Взвалил Мисаила Вобей на седло, сам сел сзади, пришпорил атказа. Неужто и на сей раз выпустит его Веселица?..
Нет, не утерпел он, взбодрил плеткой своего коня. Вои кинулись за ним следом.
Лиха, безоглядна погоня в вечернем лесу. Хлещут ветви по глазам, раздвигаются на стороны белые стволы берез.
Обернулся Вобей, ощерил обросший волосами рот, взмахнул рукою и сбросил на всем скаку связанного Мисаила.
Веселица сорвал с плеча лук, вздыбил коня — стрела, пропев тонко, ушла вперед. Не упустил на сей раз дружинник шатучего татя, посчитался с ним за все. Рассекла стрела однорядку Вобея, разорвала мышцы, пробила сердце и застряла в груди.

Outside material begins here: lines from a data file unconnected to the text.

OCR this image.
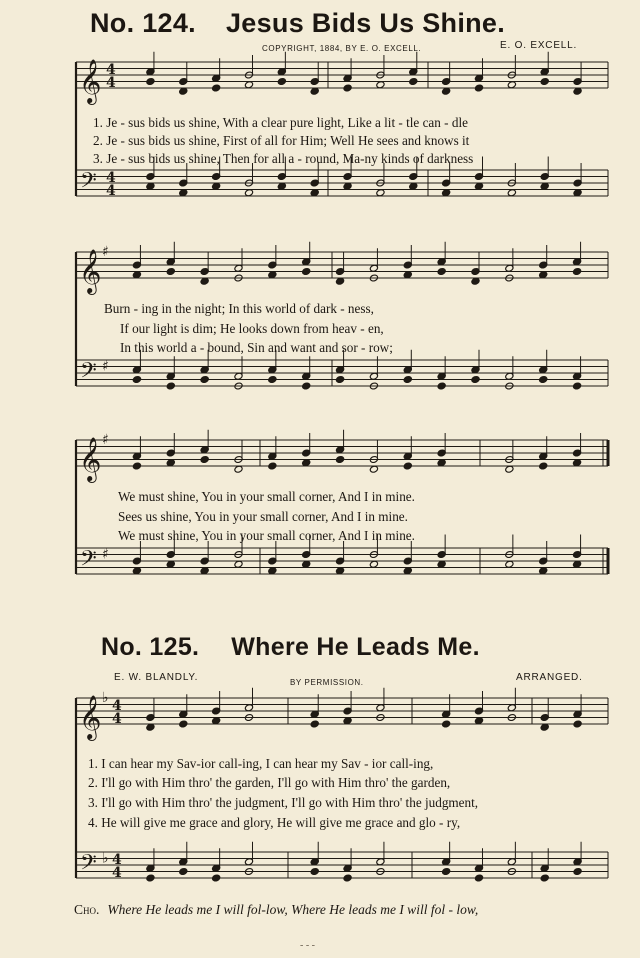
No. 124. Jesus Bids Us Shine.
COPYRIGHT, 1884, BY E. O. EXCELL.	E. O. EXCELL.
1. Je - sus bids us shine, With a clear pure light, Like a lit - tle can - dle
2. Je - sus bids us shine, First of all for Him; Well He sees and knows it
3. Je - sus bids us shine, Then for all a - round, Ma-ny kinds of darkness
Burn - ing in the night; In this world of dark - ness,
If our light is dim; He looks down from heav - en,
In this world a - bound, Sin and want and sor - row;
We must shine, You in your small corner, And I in mine.
Sees us shine, You in your small corner, And I in mine.
We must shine, You in your small corner, And I in mine.
No. 125. Where He Leads Me.
E. W. BLANDLY.	BY PERMISSION.	ARRANGED.
1. I can hear my Sav-ior call-ing, I can hear my Sav - ior call-ing,
2. I'll go with Him thro' the garden, I'll go with Him thro' the garden,
3. I'll go with Him thro' the judgment, I'll go with Him thro' the judgment,
4. He will give me grace and glory, He will give me grace and glo - ry,
Cho. Where He leads me I will fol-low, Where He leads me I will fol - low,
- - -
𝄞
𝄢
4
4
4
4
𝄞
𝄢
♯
♯
𝄞
𝄢
♯
♯
𝄞
𝄢
♭
♭
4
4
4
4
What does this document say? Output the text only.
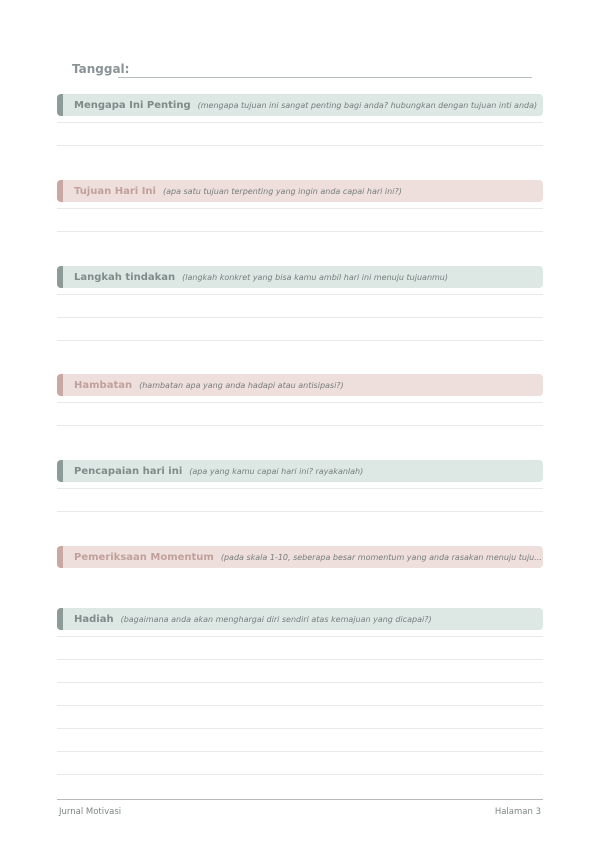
Tanggal:
Mengapa Ini Penting (mengapa tujuan ini sangat penting bagi anda? hubungkan dengan tujuan inti anda)
Tujuan Hari Ini (apa satu tujuan terpenting yang ingin anda capai hari ini?)
Langkah tindakan (langkah konkret yang bisa kamu ambil hari ini menuju tujuanmu)
Hambatan (hambatan apa yang anda hadapi atau antisipasi?)
Pencapaian hari ini (apa yang kamu capai hari ini? rayakanlah)
Pemeriksaan Momentum (pada skala 1-10, seberapa besar momentum yang anda rasakan menuju tuju...
Hadiah (bagaimana anda akan menghargai diri sendiri atas kemajuan yang dicapai?)
Jurnal Motivasi	Halaman 3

Не ушел Вобей, упал на смерзшийся мох, лицом в зеленеющее от мороза небо. Побоялся он стать против Звезданова острого меча и против Веселицыной стрелы не устоял.
Но последний взмах ножа шатучего татя сразил старого Мисаила. Когда, спрыгнув с коня, нагнулся над ним Веселица, старец был уже мертв.
Глава тринадцатая
1
Как и сулили приметливые старики, зима в том году встала снежная, с высокими сугробами и лютыми морозами.
Закутанный в медвежью толстую шубу, Мартирий сидел в глубине своего возка и с тоскою взглядывал в оконце на проплывающий в стороне от обоза одетый в серебристое кружево снега и льда притихший лес.
Жесткий от мороза, укатанный санями снег поскрипывал под полозьями. Обочь от возка скакали зоркие и угрюмые отроки.
Не праздничный это был выезд, не ликующими криками встречали владыку, не подходили с трепетом к нему под благословение. Ехал Мартирий ко Всеволоду на поклон, просить князя о милости, с обещанием ехал, что будет ходить Новгород отныне и навсегда по всей его воле, как и прочие города — Ростов, Рязань и Киев.